In 2012, James and several others formed the Land of Enchantment Wildlife Foundation, an organization designed to support wildlife rehabilitation operations throughout New Mexico. James served as chairman for six years (since its inception), electing to step down recently so that someone else could have a chance to serve and likely expand the foundation.

“Animal rehabilitation of any kind is incredibly expensive,” says James. “I helped establish this foundation to serve as an umbrella fundraising apparatus to support rehabilitation efforts throughout New Mexico. My foundation does the fundraising and paperwork so that these rehabilitation centers can concentrate on getting wild animals back into their environment.”

James Robinson holds an eagle with an injured wing.

Educated Compassion

One branch of the Land of Enchantment Wildlife Foundation focuses on education, a critical component because much of New Mexico is rural, which makes encounters with wildlife almost inevitable. For example, Los Alamos is currently experiencing a bear incursion, with the large mammals sometimes wandering the streets and backyards of the community. Working with the Los Alamos Nature Center, the foundation in 2017 held its first Bear Festival to help people to better understand bears and learn how to coexist with them.

“The primary goal of the Bear Festival is to educate people on how cool bears really are,” says James. “They’re not so scary once you get to know them. We just need to know ‘bear-aware’ techniques so that they don’t feel the need to defend themselves. Most people are surprised that in most cases bears will simply run away when encountering humans.”

It is this fear of humans that those involved with animal rehabilitation must always consider during an animal’s convalescence.

“Other than newborns, birds aren’t easily domesticated once they are several weeks old,” says James, “but with mammals like bears, we walk a fine line.

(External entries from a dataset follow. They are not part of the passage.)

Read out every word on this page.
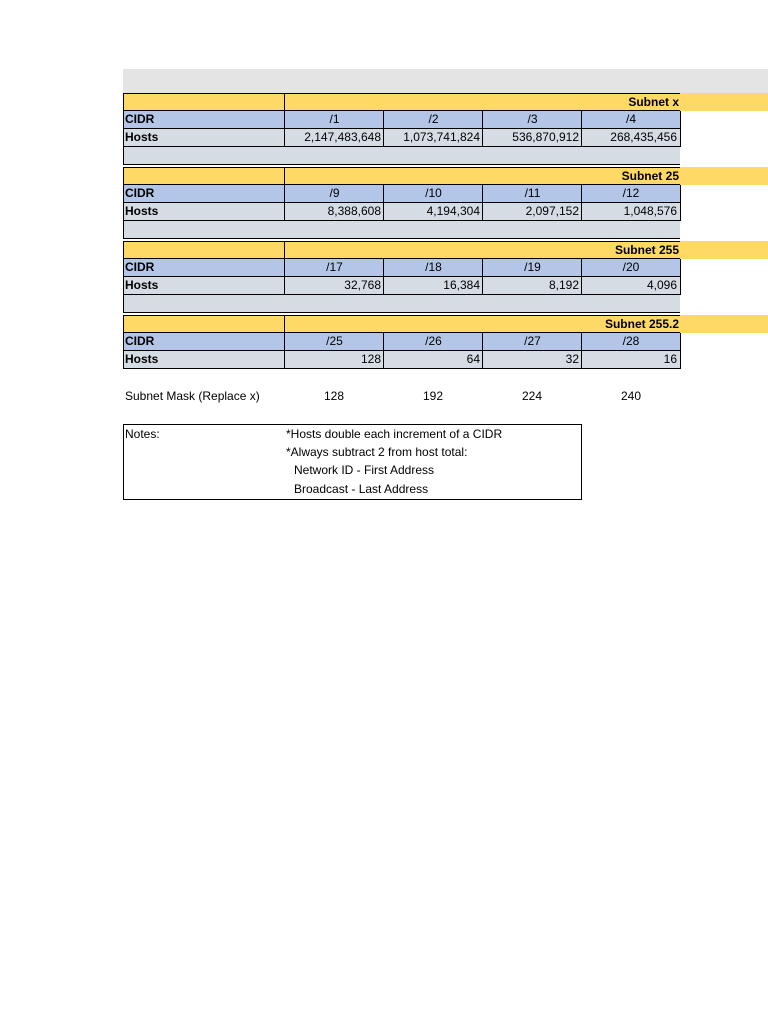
Subnet x
CIDR	/1	/2	/3	/4
Hosts	2,147,483,648	1,073,741,824	536,870,912	268,435,456
Subnet 25
CIDR	/9	/10	/11	/12
Hosts	8,388,608	4,194,304	2,097,152	1,048,576
Subnet 255
CIDR	/17	/18	/19	/20
Hosts	32,768	16,384	8,192	4,096
Subnet 255.2
CIDR	/25	/26	/27	/28
Hosts	128	64	32	16
Subnet Mask (Replace x)	128	192	224	240
Notes:	*Hosts double each increment of a CIDR
*Always subtract 2 from host total:
Network ID - First Address
Broadcast - Last Address
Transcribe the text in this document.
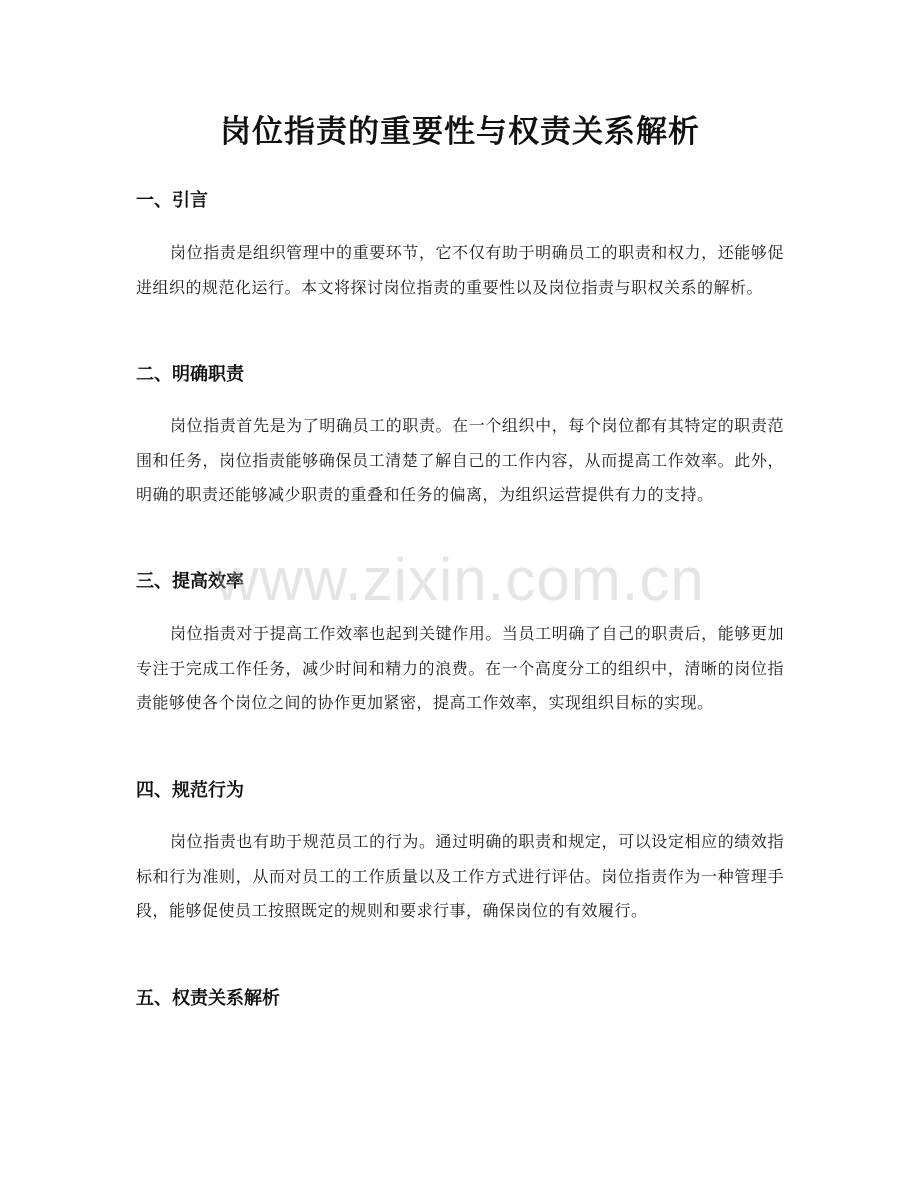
岗位指责的重要性与权责关系解析
一、引言

岗位指责是组织管理中的重要环节，它不仅有助于明确员工的职责和权力，还能够促进组织的规范化运行。本文将探讨岗位指责的重要性以及岗位指责与职权关系的解析。

二、明确职责

岗位指责首先是为了明确员工的职责。在一个组织中，每个岗位都有其特定的职责范围和任务，岗位指责能够确保员工清楚了解自己的工作内容，从而提高工作效率。此外，明确的职责还能够减少职责的重叠和任务的偏离，为组织运营提供有力的支持。

三、提高效率

岗位指责对于提高工作效率也起到关键作用。当员工明确了自己的职责后，能够更加专注于完成工作任务，减少时间和精力的浪费。在一个高度分工的组织中，清晰的岗位指责能够使各个岗位之间的协作更加紧密，提高工作效率，实现组织目标的实现。

四、规范行为

岗位指责也有助于规范员工的行为。通过明确的职责和规定，可以设定相应的绩效指标和行为准则，从而对员工的工作质量以及工作方式进行评估。岗位指责作为一种管理手段，能够促使员工按照既定的规则和要求行事，确保岗位的有效履行。

五、权责关系解析
www.zixin.com.cn
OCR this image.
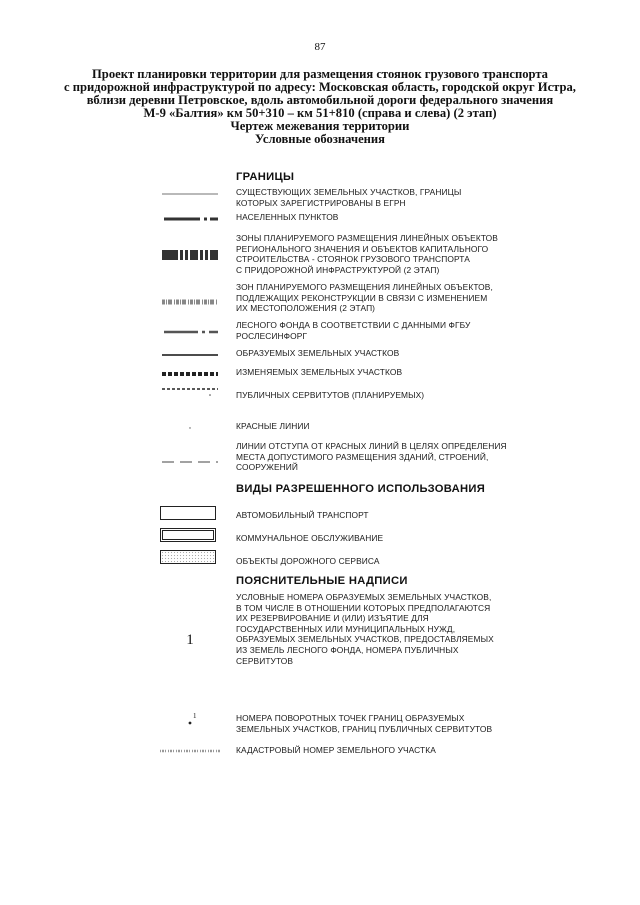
87
Проект планировки территории для размещения стоянок грузового транспорта
с придорожной инфраструктурой по адресу: Московская область, городской округ Истра,
вблизи деревни Петровское, вдоль автомобильной дороги федерального значения
М-9 «Балтия» км 50+310 – км 51+810 (справа и слева) (2 этап)
Чертеж межевания территории
Условные обозначения
ГРАНИЦЫ
СУЩЕСТВУЮЩИХ ЗЕМЕЛЬНЫХ УЧАСТКОВ, ГРАНИЦЫ
КОТОРЫХ ЗАРЕГИСТРИРОВАНЫ В ЕГРН
НАСЕЛЕННЫХ ПУНКТОВ
ЗОНЫ ПЛАНИРУЕМОГО РАЗМЕЩЕНИЯ ЛИНЕЙНЫХ ОБЪЕКТОВ
РЕГИОНАЛЬНОГО ЗНАЧЕНИЯ И ОБЪЕКТОВ КАПИТАЛЬНОГО
СТРОИТЕЛЬСТВА - СТОЯНОК ГРУЗОВОГО ТРАНСПОРТА
С ПРИДОРОЖНОЙ ИНФРАСТРУКТУРОЙ (2 ЭТАП)
ЗОН ПЛАНИРУЕМОГО РАЗМЕЩЕНИЯ ЛИНЕЙНЫХ ОБЪЕКТОВ,
ПОДЛЕЖАЩИХ РЕКОНСТРУКЦИИ В СВЯЗИ С ИЗМЕНЕНИЕМ
ИХ МЕСТОПОЛОЖЕНИЯ (2 ЭТАП)
ЛЕСНОГО ФОНДА В СООТВЕТСТВИИ С ДАННЫМИ ФГБУ
РОСЛЕСИНФОРГ
ОБРАЗУЕМЫХ ЗЕМЕЛЬНЫХ УЧАСТКОВ
ИЗМЕНЯЕМЫХ ЗЕМЕЛЬНЫХ УЧАСТКОВ
ПУБЛИЧНЫХ СЕРВИТУТОВ (ПЛАНИРУЕМЫХ)
КРАСНЫЕ ЛИНИИ
ЛИНИИ ОТСТУПА ОТ КРАСНЫХ ЛИНИЙ В ЦЕЛЯХ ОПРЕДЕЛЕНИЯ
МЕСТА ДОПУСТИМОГО РАЗМЕЩЕНИЯ ЗДАНИЙ, СТРОЕНИЙ,
СООРУЖЕНИЙ
ВИДЫ РАЗРЕШЕННОГО ИСПОЛЬЗОВАНИЯ
АВТОМОБИЛЬНЫЙ ТРАНСПОРТ
КОММУНАЛЬНОЕ ОБСЛУЖИВАНИЕ
ОБЪЕКТЫ ДОРОЖНОГО СЕРВИСА
ПОЯСНИТЕЛЬНЫЕ НАДПИСИ
1
УСЛОВНЫЕ НОМЕРА ОБРАЗУЕМЫХ ЗЕМЕЛЬНЫХ УЧАСТКОВ,
В ТОМ ЧИСЛЕ В ОТНОШЕНИИ КОТОРЫХ ПРЕДПОЛАГАЮТСЯ
ИХ РЕЗЕРВИРОВАНИЕ И (ИЛИ) ИЗЪЯТИЕ ДЛЯ
ГОСУДАРСТВЕННЫХ ИЛИ МУНИЦИПАЛЬНЫХ НУЖД,
ОБРАЗУЕМЫХ ЗЕМЕЛЬНЫХ УЧАСТКОВ, ПРЕДОСТАВЛЯЕМЫХ
ИЗ ЗЕМЕЛЬ ЛЕСНОГО ФОНДА, НОМЕРА ПУБЛИЧНЫХ
СЕРВИТУТОВ
1	НОМЕРА ПОВОРОТНЫХ ТОЧЕК ГРАНИЦ ОБРАЗУЕМЫХ
ЗЕМЕЛЬНЫХ УЧАСТКОВ, ГРАНИЦ ПУБЛИЧНЫХ СЕРВИТУТОВ
КАДАСТРОВЫЙ НОМЕР ЗЕМЕЛЬНОГО УЧАСТКА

While under rehabilitation, we are their primary food source, and they recognize that, so we practice ‘tough love,’ or educated compassion, to facilitate such an animal’s return to the wild. Yes, a bear cub is cute and fuzzy, a fawn has beautiful eyes and a young hawk is majestic, but all of them in the end must return to the wild. That is our duty and ultimately our reward.”

James Robinson works in Investigations and Policy (ADMASER-IP).


Disclaimer: The views and opinions expressed in the Employee Spotlight articles are solely those of the featured employees and do not necessarily reflect the official policy or position of Los Alamos National Laboratory.